Food Flashback

Blame it on my football coach father, but I love a good competition. Always have. I guess that's one of the reasons I love the first issue of the new year so much, where the best of the best in the local dining scene battle it out for top honors.

The Restaurant Guide and its readers' poll is a Memphis tradition, one that began back in July 1983. That year, Ken Neill was the editor, and the cover featured a dapper young model with a serving platter borrowed from our pals at the Peabody. Also in that issue? A review of the new George Lucas flick, Return of the Jedi, and some awesome ads. Goldsmith's was hawking high-waisted ladies' jumpsuits, Chrysler was showing off it's snazzy LeBaron convertible, Wagner Place was offering the last of its luxury condos for $121,000, and Modern Music Audio announced the arrival of the new "space saving sound system" -- a stereo roughly the size of a Mini-Cooper. As I flipped though the pages, checking out the bad fashion and good intentions of our city in the early '80s, I couldn't imagine which restaurants jumpsuited, LeBaron-driving Memphians had chosen.

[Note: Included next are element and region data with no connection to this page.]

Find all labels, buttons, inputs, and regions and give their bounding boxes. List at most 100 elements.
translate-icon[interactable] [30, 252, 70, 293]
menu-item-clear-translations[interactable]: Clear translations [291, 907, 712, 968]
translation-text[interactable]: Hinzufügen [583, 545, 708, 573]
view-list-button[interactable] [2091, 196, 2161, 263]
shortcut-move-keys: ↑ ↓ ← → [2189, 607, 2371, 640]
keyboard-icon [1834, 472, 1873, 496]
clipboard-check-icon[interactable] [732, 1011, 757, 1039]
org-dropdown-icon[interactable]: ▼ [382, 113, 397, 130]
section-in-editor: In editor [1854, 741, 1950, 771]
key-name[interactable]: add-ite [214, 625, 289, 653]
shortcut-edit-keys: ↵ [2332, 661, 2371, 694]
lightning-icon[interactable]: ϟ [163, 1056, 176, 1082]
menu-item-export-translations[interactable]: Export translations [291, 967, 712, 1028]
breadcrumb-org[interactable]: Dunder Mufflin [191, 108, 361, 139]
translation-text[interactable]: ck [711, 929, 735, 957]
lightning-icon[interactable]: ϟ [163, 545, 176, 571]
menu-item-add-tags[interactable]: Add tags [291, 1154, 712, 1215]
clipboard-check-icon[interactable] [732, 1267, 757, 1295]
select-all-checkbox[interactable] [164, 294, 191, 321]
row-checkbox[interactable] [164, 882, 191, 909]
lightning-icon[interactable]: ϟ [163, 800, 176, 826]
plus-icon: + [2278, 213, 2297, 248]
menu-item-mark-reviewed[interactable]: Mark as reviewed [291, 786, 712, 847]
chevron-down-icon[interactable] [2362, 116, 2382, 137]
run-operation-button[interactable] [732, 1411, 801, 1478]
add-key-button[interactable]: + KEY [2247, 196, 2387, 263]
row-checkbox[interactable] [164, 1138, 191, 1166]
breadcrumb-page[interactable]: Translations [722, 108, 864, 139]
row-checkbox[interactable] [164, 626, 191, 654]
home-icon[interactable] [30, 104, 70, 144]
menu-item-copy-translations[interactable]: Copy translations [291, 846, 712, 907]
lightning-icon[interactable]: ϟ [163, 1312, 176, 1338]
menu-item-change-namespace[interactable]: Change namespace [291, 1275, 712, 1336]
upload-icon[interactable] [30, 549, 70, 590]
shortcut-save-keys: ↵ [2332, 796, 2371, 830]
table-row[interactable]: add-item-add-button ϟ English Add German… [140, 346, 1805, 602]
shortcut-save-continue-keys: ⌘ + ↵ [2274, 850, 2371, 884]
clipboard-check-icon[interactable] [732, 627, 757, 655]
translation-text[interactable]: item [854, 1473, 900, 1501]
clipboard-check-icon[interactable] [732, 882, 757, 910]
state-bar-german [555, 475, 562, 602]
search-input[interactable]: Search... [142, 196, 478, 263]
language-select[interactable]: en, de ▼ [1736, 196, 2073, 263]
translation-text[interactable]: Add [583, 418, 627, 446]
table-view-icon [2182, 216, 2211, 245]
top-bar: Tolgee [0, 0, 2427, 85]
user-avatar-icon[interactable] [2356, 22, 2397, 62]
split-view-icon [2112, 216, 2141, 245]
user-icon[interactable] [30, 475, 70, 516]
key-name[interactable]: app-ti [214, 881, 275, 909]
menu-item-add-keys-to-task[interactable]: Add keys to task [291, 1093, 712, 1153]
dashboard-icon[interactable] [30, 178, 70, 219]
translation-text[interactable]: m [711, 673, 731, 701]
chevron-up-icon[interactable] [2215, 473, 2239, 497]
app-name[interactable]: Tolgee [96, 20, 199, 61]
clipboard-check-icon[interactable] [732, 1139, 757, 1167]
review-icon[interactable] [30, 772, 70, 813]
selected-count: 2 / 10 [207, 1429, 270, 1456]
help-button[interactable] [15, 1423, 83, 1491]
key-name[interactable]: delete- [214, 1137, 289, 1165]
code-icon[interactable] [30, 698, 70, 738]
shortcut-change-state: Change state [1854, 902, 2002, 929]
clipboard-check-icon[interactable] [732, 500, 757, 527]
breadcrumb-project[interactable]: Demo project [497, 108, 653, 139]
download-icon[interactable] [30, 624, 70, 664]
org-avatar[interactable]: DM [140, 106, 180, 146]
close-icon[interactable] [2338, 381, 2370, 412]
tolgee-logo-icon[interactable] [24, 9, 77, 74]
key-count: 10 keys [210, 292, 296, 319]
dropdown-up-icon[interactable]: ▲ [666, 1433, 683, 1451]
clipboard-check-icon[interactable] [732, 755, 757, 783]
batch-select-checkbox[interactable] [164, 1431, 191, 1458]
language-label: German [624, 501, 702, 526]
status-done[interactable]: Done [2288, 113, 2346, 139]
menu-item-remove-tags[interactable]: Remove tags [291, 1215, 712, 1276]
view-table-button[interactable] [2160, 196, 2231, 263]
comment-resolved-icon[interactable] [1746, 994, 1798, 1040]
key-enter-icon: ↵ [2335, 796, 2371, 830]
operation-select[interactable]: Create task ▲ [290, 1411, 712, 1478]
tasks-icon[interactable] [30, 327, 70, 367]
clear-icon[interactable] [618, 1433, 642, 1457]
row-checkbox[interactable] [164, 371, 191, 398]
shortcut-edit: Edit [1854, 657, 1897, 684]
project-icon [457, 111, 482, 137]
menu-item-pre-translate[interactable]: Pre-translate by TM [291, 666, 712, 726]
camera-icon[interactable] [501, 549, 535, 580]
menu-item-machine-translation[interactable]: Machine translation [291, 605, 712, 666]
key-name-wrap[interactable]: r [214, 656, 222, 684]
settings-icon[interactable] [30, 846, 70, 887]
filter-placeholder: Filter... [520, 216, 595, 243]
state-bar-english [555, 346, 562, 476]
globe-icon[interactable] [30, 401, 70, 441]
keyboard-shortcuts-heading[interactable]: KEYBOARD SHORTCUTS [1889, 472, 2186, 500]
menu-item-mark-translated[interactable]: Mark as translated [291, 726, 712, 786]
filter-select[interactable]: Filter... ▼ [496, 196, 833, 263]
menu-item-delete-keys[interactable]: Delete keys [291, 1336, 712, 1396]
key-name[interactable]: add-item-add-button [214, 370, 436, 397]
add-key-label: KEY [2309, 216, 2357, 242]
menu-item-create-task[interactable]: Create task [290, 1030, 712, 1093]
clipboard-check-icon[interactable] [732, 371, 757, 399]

As it turns out, good taste in fine dining is trend-proof, for the most part.

The three best Memphis restaurants chosen were Justine's, Grisanti's, and Folk's Folly. River Terrace took first place for best atmosphere. Your favorite seafood place? Red Lobster. Steak? Folk's Folly. Coletta's had the best pizza, Shoney's the best breakfast, and T.G.I. Friday's, the best burgers.

After that issue, the readers' poll became somewhat sporadic, appearing here and there until 1994, when it became a yearly tradition.

Of course, we've had to make some adjustments to the poll over the years, mostly to prevent ballot stuffing. I know, it's hard to imagine Memphians playing dirty when it comes to voting, but it happened, I tell you. Issues flew off newsstands back when we printed ballots in all the copies, and when the entries started coming in, piles of which had the same handwriting, we had to get crafty. We began printing ballots in only our subscribers' copies, and guess what? A sudden rise in circulation! Last year, we even put the ballot online, but decided against it this year as sly folks with various email addresses tried to beat the system again. And yes, we know who you are! Suffice it to say that the staff has gotten very good at spotting the few who still try to get one past us. It's actually become a game of sorts. And while we'd never condone cheating of any sort, we have to say we're impressed with the level of loyalty those few stuffers have to their favorite spots. But for future reference, stuffing is futile.

Another change this year? The addition of our food and wine panel. We gathered the members of various food and wine society members, as well as a handful of food writers and chefs with no restaurant affiliations, just to see how different, if at all, their picks would be. Are their choices any more important than those of the readers? Not a bit, but what better way to find new or undiscovered dining hotspots than to quiz those in the know? No matter what the results, it's a win-win for you.

We've come a long way since that first readers' poll. There are three times as many dining listings as there were then, and not to knock ol' Red Lobster, but Memphis offers a lot more options when it comes to seafood, ethnic, and other specialty establishments. And we're better for it. We might not be New York or Chicago, but Memphis is holding its own on the restaurant scene, and I'll be happily noshing my way across town this year, trying as many as I can, and even hitting a few of your favorites from 1983. I just won't be doing it in a jumpsuit. And thank goodness for that.